Lorsque l’on réduit la taille d’un système physique, les lois de la mécanique quantique prennent le pas sur celles de la physique classique. 

Découvert en 1980, l’effet Hall quantique apparaît lorsque l’on réduit une des dimensions d’un système semi-conducteur : les particules chargées, appelées électrons et qui sont responsables du courant électrique, ne peuvent alors se déplacer que dans le plan.

Lorsque l’on place ces électrons à très basse température (proche du zéro absolu soit -273,15°C) et sous un fort champ magnétique perpendiculaire au plan, les électrons ont alors un comportement inhabituel. 

Dans ce cas de figure ils se déplacent seulement sur les bords de l’échantillon sans aucune dissipation, c’est-à-dire sans aucune collision avec tout type d’impuretés présents dans l’échantillon. 

Mais à quoi peut bien servir cet effet quantique ?

Étalon de résistance électrique
Cet effet parait à première vue bien fondamental mais il existe en réalité une application immédiate pour l’industrie. Si l’on mesure maintenant la résistance non plus le long de l’échantillon, mais transverse au passage du courant, il apparait que la résistance mesurée est uniquement reliée aux constantes fondamentales de la physique que sont la charge de l’électron et la constante de Planck.

Cet effet est donc un phénomène idoine pour partager une référence commune d’unité de résistance électrique : le Ohm. 

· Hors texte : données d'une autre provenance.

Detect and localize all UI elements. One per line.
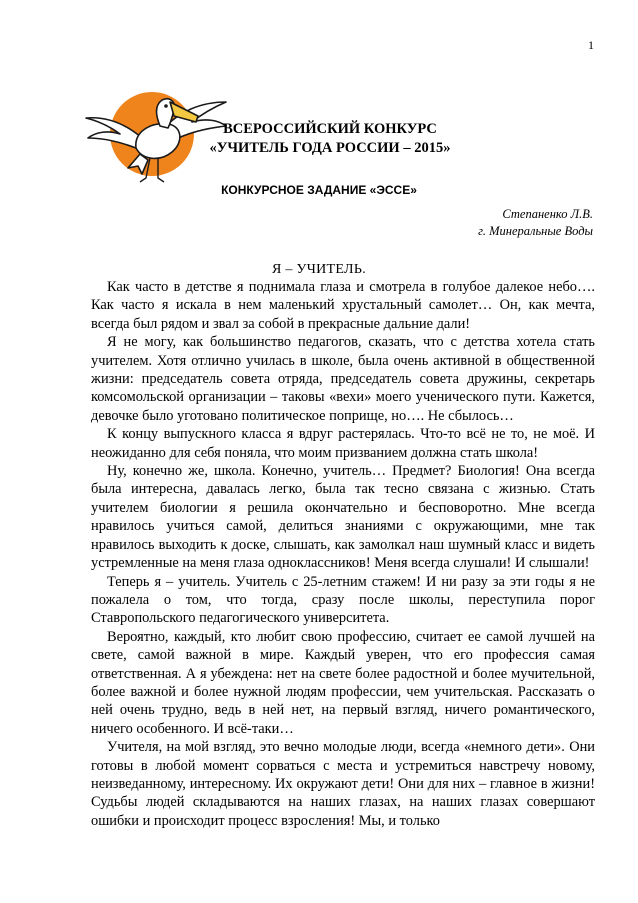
essay-paragraph: Учителя, на мой взгляд, это вечно молодые люди, всегда «немного дети». Они готовы в любой момент сорваться с места и устремиться навстречу новому, неизведанному, интересному. Их окружают дети! Они для них – главное в жизни! Судьбы людей складываются на наших глазах, на наших глазах совершают ошибки и происходит процесс взросления! Мы, и только xyxy=(91,739,595,829)
essay-title: Я – УЧИТЕЛЬ. xyxy=(271,262,366,277)
essay-paragraph: Как часто в детстве я поднимала глаза и смотрела в голубое далекое небо…. Как часто я искала в нем маленький хрустальный самолет… Он, как мечта, всегда был рядом и звал за собой в прекрасные дальние дали! xyxy=(91,279,595,332)
essay-paragraph: Я не могу, как большинство педагогов, сказать, что с детства хотела стать учителем. Хотя отлично училась в школе, была очень активной в общественной жизни: председатель совета отряда, председатель совета дружины, секретарь комсомольской организации – таковы «вехи» моего ученического пути. Кажется, девочке было уготовано политическое поприще, но…. Не сбылось… xyxy=(91,334,595,424)
essay-paragraph: Теперь я – учитель. Учитель с 25-летним стажем! И ни разу за эти годы я не пожалела о том, что тогда, сразу после школы, переступила порог Ставропольского педагогического университета. xyxy=(91,573,595,627)
author-name: Степаненко Л.В. xyxy=(502,207,593,221)
essay-paragraph: Ну, конечно же, школа. Конечно, учитель… Предмет? Биология! Она всегда была интересна, давалась легко, была так тесно связана с жизнью. Стать учителем биологии я решила окончательно и бесповоротно. Мне всегда нравилось учиться самой, делиться знаниями с окружающими, мне так нравилось выходить к доске, слышать, как замолкал наш шумный класс и видеть устремленные на меня глаза одноклассников! Меня всегда слушали! И слышали! xyxy=(91,463,595,572)
contest-title-line2: «УЧИТЕЛЬ ГОДА РОССИИ – 2015» xyxy=(209,140,451,156)
task-title: КОНКУРСНОЕ ЗАДАНИЕ «ЭССЕ» xyxy=(221,183,417,197)
page-number: 1 xyxy=(588,38,594,52)
author-block xyxy=(478,206,593,240)
contest-title-line1: ВСЕРОССИЙСКИЙ КОНКУРС xyxy=(223,121,437,137)
contest-title xyxy=(190,120,470,158)
logo-eye xyxy=(164,104,168,108)
essay-body xyxy=(91,278,595,830)
author-city: г. Минеральные Воды xyxy=(478,224,593,238)
essay-paragraph: К концу выпускного класса я вдруг растерялась. Что-то всё не то, не моё. И неожиданно для себя поняла, что моим призванием должна стать школа! xyxy=(91,426,595,461)
essay-paragraph: Вероятно, каждый, кто любит свою профессию, считает ее самой лучшей на свете, самой важной в мире. Каждый уверен, что его профессия самая ответственная. А я убеждена: нет на свете более радостной и более мучительной, более важной и более нужной людям профессии, чем учительская. Рассказать о ней очень трудно, ведь в ней нет, на первый взгляд, ничего романтического, ничего особенного. И всё-таки… xyxy=(91,628,595,737)
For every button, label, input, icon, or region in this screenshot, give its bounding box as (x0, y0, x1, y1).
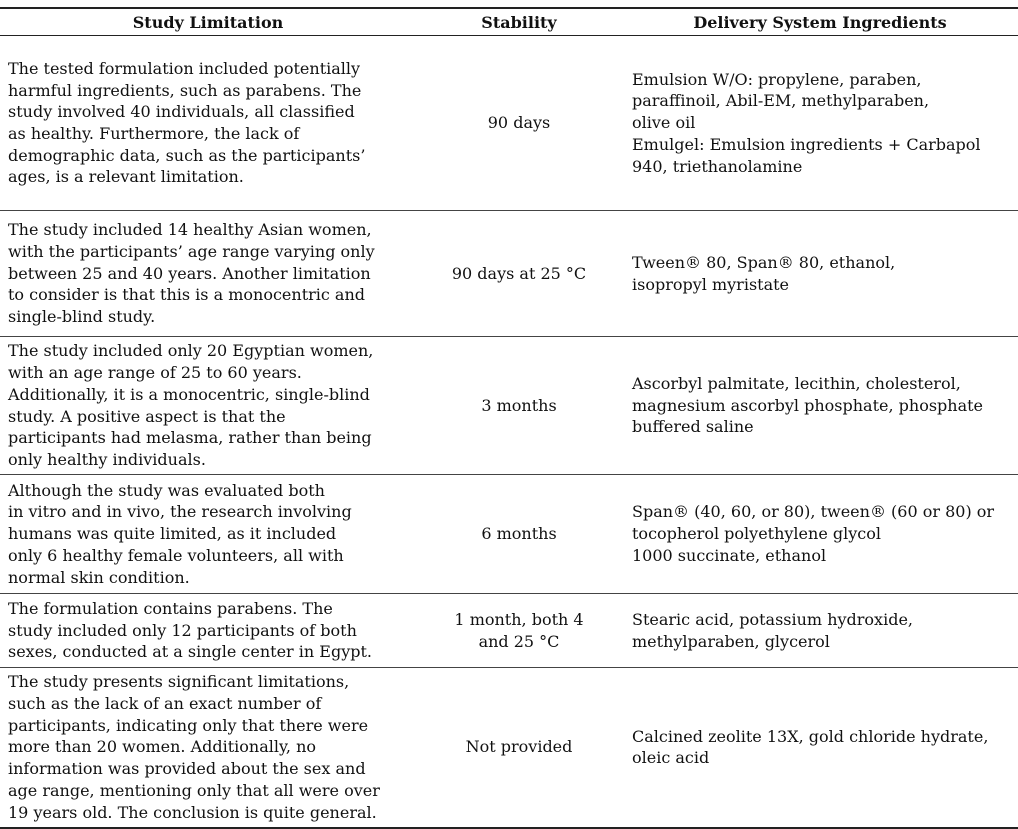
ingredients-cell: Emulsion W/O: propylene, paraben, paraffinoil, Abil-EM, methylparaben, olive oil Emulgel: Emulsion ingredients + Carbapol 940, triethanolamine (622, 36, 1018, 211)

L’ensemble des résistances mondiales, y compris celles se trouvant dans tous les composés électroniques de tous les jours, sont calibrées en fonction de la valeur mesurée lorsque l’on met en œuvre cet effet quantique.

Optique électronique quantique
Cet effet a également permis d’offrir un nouveau terrain de jeu aux physiciens, et notamment à ceux de l’équipe de Moty Heiblum à l’institut Weizmann. 

Sur le bord de l’échantillon, les électrons se déplacent dans des canaux unidimensionnels et, à basse température ont un comportement ondulatoire. 

De fait, ceci permet de reproduire les expériences pionnières sondant le comportement ondulatoire de la lumière, mais cette fois ci, avec des électrons et non pas avec des photons.

Effet hall quantique fractionnaire
De manière encore plus étonnante, si maintenant l’on diminue le nombre de défauts dans le matériau, il apparaît que les porteurs de charge ne sont plus des électrons mais des fractions d’électrons (appelées quasi-particules). 

Théoriquement les processus d’interférence de ces quasi-particules peuvent apporter un pas décisif à l’élaboration d’un futur ordinateur quantique. 

Malheureusement jusqu’alors aucun comportement ondulatoire n’a pu être relevé dans ce régime mais l’équipe du professeur Heiblum continue d’explorer ce phénomène quantique afin de déterminer les processus limitant l’observation d’interférence quantique.